Naquele momento, todas as flores se
entreolharam surpresas. O silêncio reinou por alguns minutos, abafando o zunido
das reclamações, até que a Camélia resolveu perguntar:
—
O que precisamos fazer para ser tolerante com esta flor que não tem sido nem um
pouco tolerante conosco?
Amor-perfeito, deixando-se levar pela
brisa e tentando refrescar suas ideias, continuou:
—
Realmente esta flor que desconhecemos tem sido muito intolerante com todos nós.
Parece não aceitar o nosso perfume e a nossa beleza, pois jamais compartilhou
suas virtudes conosco. O mais importante agora é não permitirmos a ela nos
contaminar com sua energia, tentando germinar a semente da intolerância dentro
de todos nós.
—
Esta é uma boa dica! Exclamou a Camélia, interrompendo o Amor-perfeito que lhes
assegurou dizendo:
—
No entanto, existem outras dicas tão importantes quanto esta.
—
Quais? Perguntaram dezenas de flores ao mesmo tempo.

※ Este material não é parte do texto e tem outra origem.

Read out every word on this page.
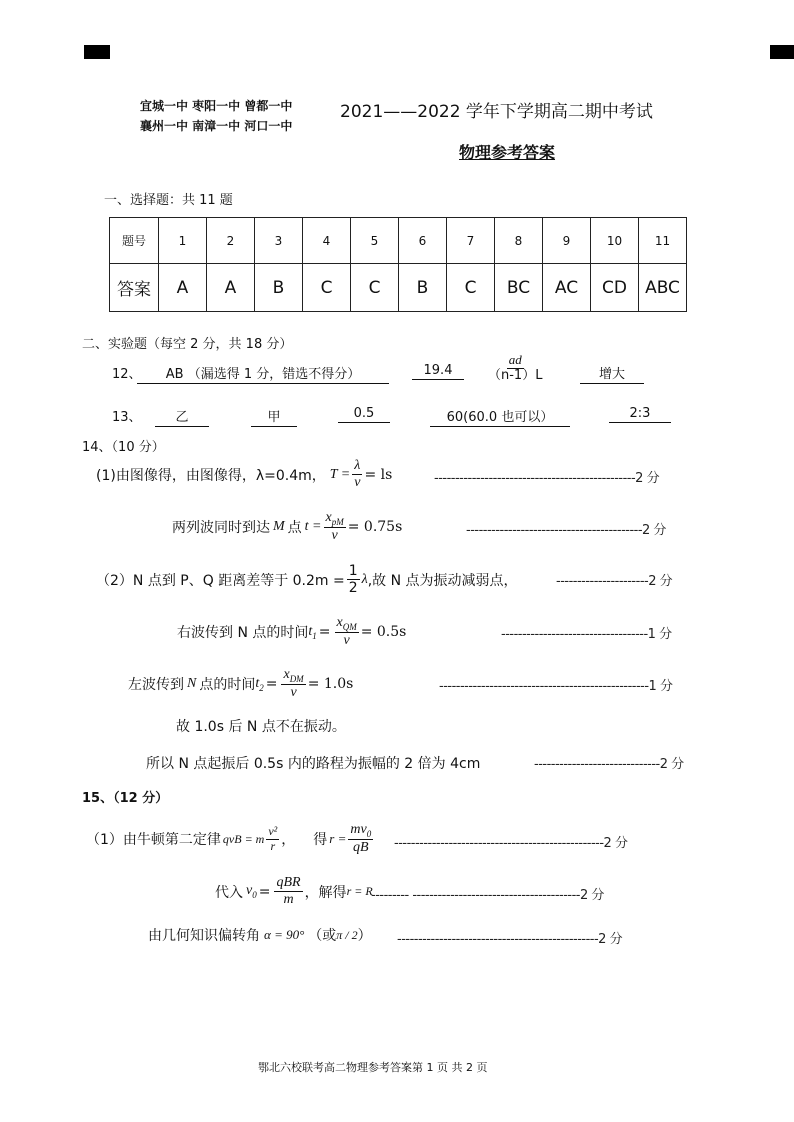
宜城一中 枣阳一中 曾都一中
襄州一中 南漳一中 河口一中
2021——2022 学年下学期高二期中考试
物理参考答案
一、选择题：共 11 题
题号	1	2	3	4	5	6	7	8	9	10	11
答案	A	A	B	C	C	B	C	BC	AC	CD	ABC
二、实验题（每空 2 分，共 18 分）
12、	AB （漏选得 1 分，错选不得分）	19.4	$\frac{ad}{(n-1)L}$	增大
13、	乙	甲	0.5	60(60.0 也可以）	2:3
14、（10 分）
(1)由图像得，由图像得，λ=0.4m， $T = \frac{\lambda}{v}$ = ls	------------------------------------------------2 分
两列波同时到达 M 点 $t = \frac{x_{pM}}{v} = 0.75s$	------------------------------------------2 分
（2）N 点到 P、Q 距离差等于 $0.2m = \frac{1}{2}$ λ ,故 N 点为振动减弱点，	----------------------2 分
右波传到 N 点的时间 $t_1 = \frac{x_{QM}}{v} = 0.5s$	-----------------------------------1 分
左波传到 N 点的时间 $t_2 = \frac{x_{DM}}{v} = 1.0s$	--------------------------------------------------1 分
故 1.0s 后 N 点不在振动。
所以 N 点起振后 0.5s 内的路程为振幅的 2 倍为 4cm	------------------------------2 分
15、（12 分）
（1）由牛顿第二定律 qvB = m $\frac{\text{v²}}{r}$ ， 得 $r = \frac{mv_0}{qB} --------------------------------------------------2$ 分
代入 $v_0 = \frac{\text{qBR}}{m}$ ，解得 r = R
--------- ----------------------------------------2 分
由几何知识偏转角 α = 90° （或 π / 2 ） ------------------------------------------------2 分
鄂北六校联考高二物理参考答案第 1 页 共 2 页
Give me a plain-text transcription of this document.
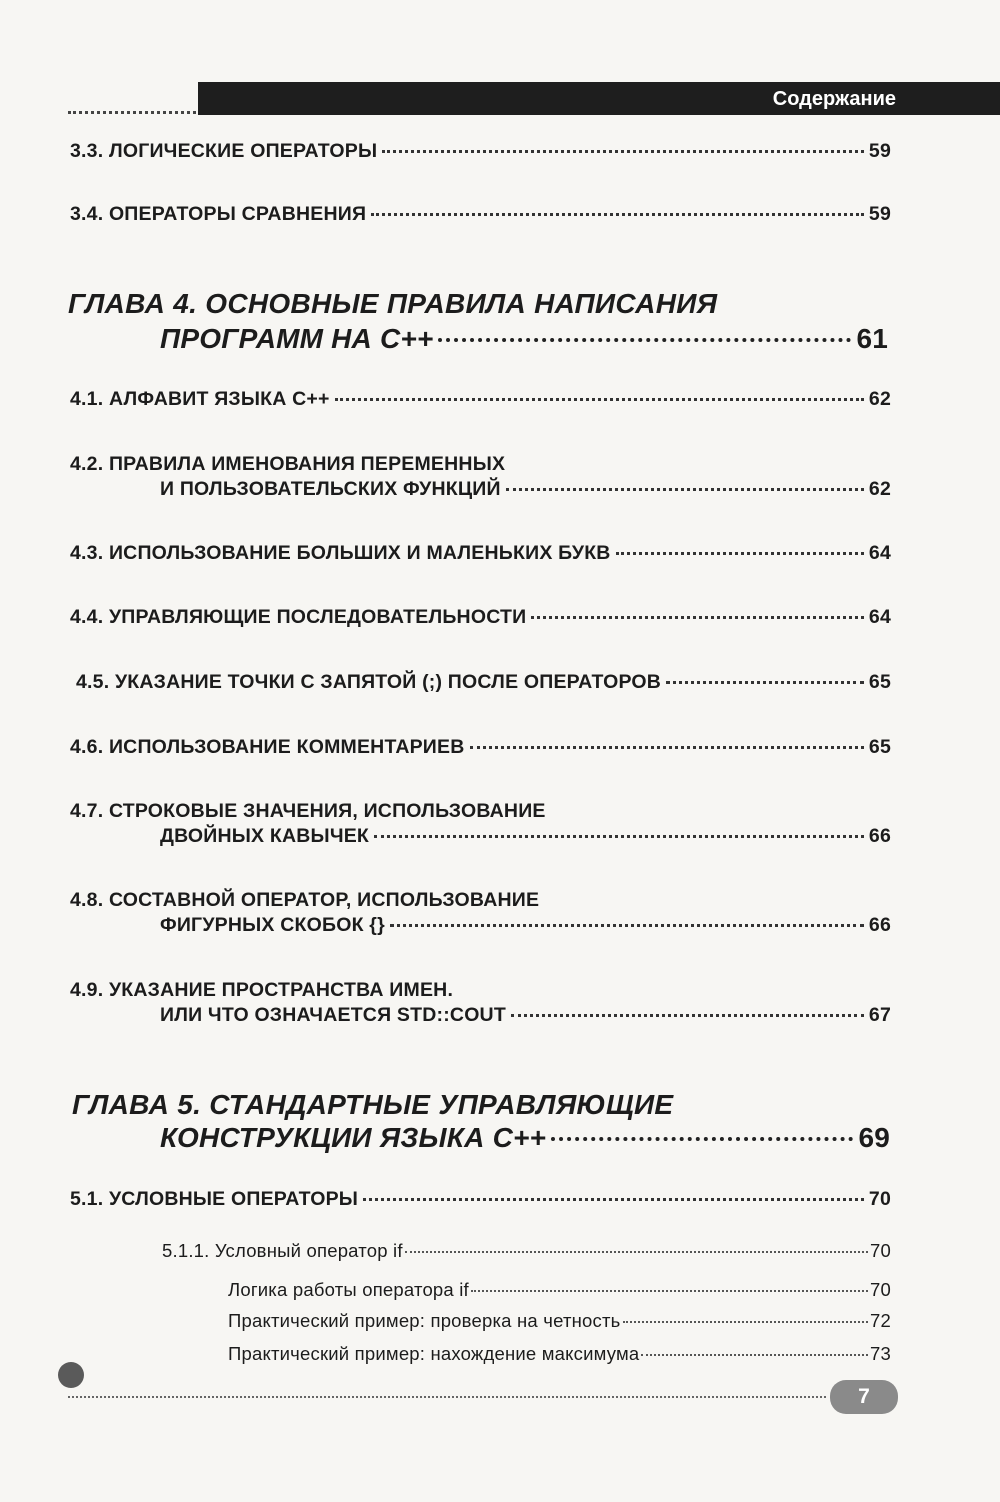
Содержание
3.3. ЛОГИЧЕСКИЕ ОПЕРАТОРЫ	59
3.4. ОПЕРАТОРЫ СРАВНЕНИЯ	59
ГЛАВА 4. ОСНОВНЫЕ ПРАВИЛА НАПИСАНИЯ
ПРОГРАММ НА С++	61
4.1. АЛФАВИТ ЯЗЫКА С++	62
4.2. ПРАВИЛА ИМЕНОВАНИЯ ПЕРЕМЕННЫХ
И ПОЛЬЗОВАТЕЛЬСКИХ ФУНКЦИЙ	62
4.3. ИСПОЛЬЗОВАНИЕ БОЛЬШИХ И МАЛЕНЬКИХ БУКВ	64
4.4. УПРАВЛЯЮЩИЕ ПОСЛЕДОВАТЕЛЬНОСТИ	64
4.5. УКАЗАНИЕ ТОЧКИ С ЗАПЯТОЙ (;) ПОСЛЕ ОПЕРАТОРОВ	65
4.6. ИСПОЛЬЗОВАНИЕ КОММЕНТАРИЕВ	65
4.7. СТРОКОВЫЕ ЗНАЧЕНИЯ, ИСПОЛЬЗОВАНИЕ
ДВОЙНЫХ КАВЫЧЕК	66
4.8. СОСТАВНОЙ ОПЕРАТОР, ИСПОЛЬЗОВАНИЕ
ФИГУРНЫХ СКОБОК {}	66
4.9. УКАЗАНИЕ ПРОСТРАНСТВА ИМЕН.
ИЛИ ЧТО ОЗНАЧАЕТСЯ STD::COUT	67
ГЛАВА 5. СТАНДАРТНЫЕ УПРАВЛЯЮЩИЕ
КОНСТРУКЦИИ ЯЗЫКА С++	69
5.1. УСЛОВНЫЕ ОПЕРАТОРЫ	70
5.1.1. Условный оператор if	70
Логика работы оператора if	70
Практический пример: проверка на четность	72
Практический пример: нахождение максимума	73
7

Satisfeito com o aroma de interesse que
passou a exalar naquele jardim a partir daquele momento, Amor-perfeito
continuou:
—
Outra dica é não alimentarmos expectativas com relação a ela. Quanto mais
expectativas tivermos, mais frustrados corremos o risco de ficar. A frustração
é um terreno fértil para a intolerância. Devemos tomar cuidado com ela e
aprendermos a administrá-la.
—
Devo admitir que ando bem frustrada com esta flor. Já perdi a conta de quantas
primaveras venho esperando ela desabrochar. Admitiu a Margarida.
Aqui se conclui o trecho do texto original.